Consolidated financial statements are financial statements of an entity with multiple divisions or subsidiaries. Companies can often use the consolidated.

Description
In general, the consolidation of financial statements requires a company to integrate and combine all of its financial accounting functions together in order to create consolidated financial statements that show results in standard balance sheets, income statements, and cash flow statement reporting. The decision to file consolidated financial statements with subsidiaries is usually made on a year-to-year basis and is often chosen because of tax or other advantages that arise. The criteria for filing a consolidated financial statement with subsidiaries is primarily based on the amount of ownership the parent company has in the subsidiary.
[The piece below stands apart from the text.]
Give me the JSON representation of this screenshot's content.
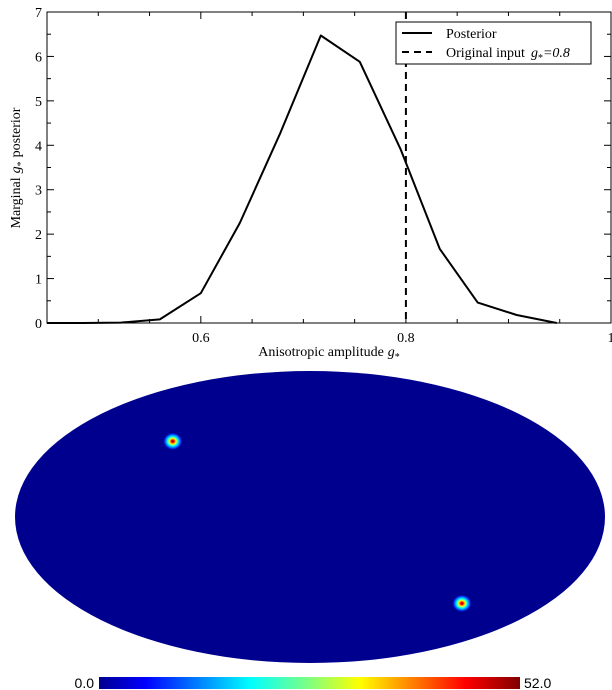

Generally, 50% or more ownership in another company usually defines it as a subsidiary and gives the parent company the opportunity to include the subsidiary in a consolidated financial statement. In some cases, less than 50% ownership may be allowed if the parent company shows that the subsidiary’s management is heavily aligned with the decision-making processes of the parent company.
If a company has ownership in subsidiaries but does not choose to include a subsidiary in complex consolidated financial statement reporting then it will usually account for the subsidiary ownership using the cost method or the equity method.
Private companies will usually make the decision to create consolidated financial statements including subsidiaries on an annual basis. This annual decision is usually influenced by the tax advantages a company may obtain from filing a consolidated versus unconsolidated income statement for a tax year. Public companies usually choose to create consolidated or unconsolidated financial statements for a longer period of time. If a public company wants to change from consolidated to unconsolidated it may need to file a change request. Changing from consolidated to unconsolidated may also raise concerns with investors or complications with auditors so filing consolidated subsidiary financial statements is usually a long-term financial accounting decision. There are however some situations where a corporate structure change may call for a changing of consolidated financials such as a spinoff or acquisition.